Samuel Clemens was a temperamental man, with a youthful sense of adventure about him which stayed constant companion to him all his life, which Susy forgives saying, "he has temper, but so does everyone in the family". Only a daughter can be so forgiving to the faults of a man. A devoted family man, he was much loved for his story-telling within the family as much as in the wider world, as Susy, his closest biographer says, in the most simple yet most affectionate manner "he does tell perfectly delightful stories" and how the world loved the yarns he knit. An accidental writer, not someone who dreamt of being a writer all his life; a soul with a love of life, and a love of experiments, which saw him investing in multiple failed business ventures, for instance, the doomed typewriter, becoming a pilot on Ship to Mississippi,where he earned his now iconic pen name (Mark Twain - Safe to Navigate), before becoming a journalist finding success with an essay The Celebrated Jumping Frog of Calavaras County, a celebrated speaker and eventually the greatest writer language has known. I would hazard a guess, may be this earned him the affectionate address from his loving life companion, Olivia, who called him 'Youth'. Rarely one finds a youth so youthful.

The narrative has some very lovely and amusing episodes like the alarm installed in his home, which was so erratic in its operation that in his inimitable style Twain claims they found "it was buzzing its blood cuddling alarm merely for its own amusement." The episode where having been caught swearing by his conscience-keeper and adoring wife, the author wanted to escape, if possible, through the windows, but couldn't. Ah the charming pleasures of a quaint world gone by. The punishment he was assigned for the slip is equally telling as Mrs Clemens or Livy, as Youth called her, makes Mr Twain's repeat his utterances to himself, thereby making him note the cruelty and ugliness of his own swear words. That was the time when a pause had a place before words, where the words were not loosely spoken nor loosely responded to (there is a very detailed account of Duels in the United States and Europe those days, one of which Twain missed by a blip, to the relief of literary world). Blessed is the world where words are treated with such respect, love and affection. The overall jovial tone of the book continues till the day Haley's comet returns in the century to take back it's prodigal Son, except the death of Susy at the age of twenty four, which he calls the happy age to die, but it is hard to miss the pain which sneaks through cleverly-crafted words, as he tries to possibly assuage feelings of reader or may be his own, claiming "after that responsibility comes and with it cares, the sorrows, and the inevitable tragedy."

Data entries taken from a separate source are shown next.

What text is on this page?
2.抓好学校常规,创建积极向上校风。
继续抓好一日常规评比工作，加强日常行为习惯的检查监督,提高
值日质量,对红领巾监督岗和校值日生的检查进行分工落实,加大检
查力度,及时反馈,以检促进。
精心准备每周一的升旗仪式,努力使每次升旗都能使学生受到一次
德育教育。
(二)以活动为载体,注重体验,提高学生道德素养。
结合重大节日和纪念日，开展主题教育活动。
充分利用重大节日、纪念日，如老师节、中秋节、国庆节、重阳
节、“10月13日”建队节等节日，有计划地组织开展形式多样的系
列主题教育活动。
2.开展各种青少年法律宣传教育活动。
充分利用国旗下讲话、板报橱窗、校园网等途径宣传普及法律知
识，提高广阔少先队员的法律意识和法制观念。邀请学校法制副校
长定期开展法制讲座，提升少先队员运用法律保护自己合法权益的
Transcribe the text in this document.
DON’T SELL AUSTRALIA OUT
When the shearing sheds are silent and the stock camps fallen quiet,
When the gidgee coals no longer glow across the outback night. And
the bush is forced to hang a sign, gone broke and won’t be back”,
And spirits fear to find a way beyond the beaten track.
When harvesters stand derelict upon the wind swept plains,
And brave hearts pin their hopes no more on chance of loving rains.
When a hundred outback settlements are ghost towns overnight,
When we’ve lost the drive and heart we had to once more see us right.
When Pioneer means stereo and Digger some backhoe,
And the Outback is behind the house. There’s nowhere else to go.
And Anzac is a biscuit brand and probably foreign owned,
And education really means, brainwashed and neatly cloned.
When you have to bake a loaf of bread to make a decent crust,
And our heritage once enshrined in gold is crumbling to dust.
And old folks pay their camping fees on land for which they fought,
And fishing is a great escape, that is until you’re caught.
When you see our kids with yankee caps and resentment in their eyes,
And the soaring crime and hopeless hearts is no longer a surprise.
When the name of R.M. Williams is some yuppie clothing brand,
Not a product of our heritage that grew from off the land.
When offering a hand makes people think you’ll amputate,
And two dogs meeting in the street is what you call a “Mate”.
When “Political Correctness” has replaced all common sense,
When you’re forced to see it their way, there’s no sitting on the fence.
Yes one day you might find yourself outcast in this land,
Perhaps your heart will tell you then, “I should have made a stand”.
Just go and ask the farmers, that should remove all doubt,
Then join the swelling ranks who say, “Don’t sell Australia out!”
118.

This is an amazing life story of a great man and great wordsmith, with enough of the buoyant winds in it to carry any sagging spirit to soaring skies of happiness and contentment. It is an example which amply proves that one always has a choice if only one is willing to pay the price for it, and no price is too high to earn the right to hear to the raging voices within your soul, and in the end, nothing is more satisfying, irrespective of whether you survive from one visit of the comet to other or not. This book is about the warm soul of a genius, his struggles, his unyielding spirit, his eventual victories- A life well-lived.  He had quipped about his own death, referring to his birth with Halley's Comet- It will be a great disappointment of my life if I don't go with Halley's Comet. The Almighty had said- No doubt: Now here are these two unaccountable freaks; they came in together, they must go out together." He died of a Heart attack a day after the Comet arrived.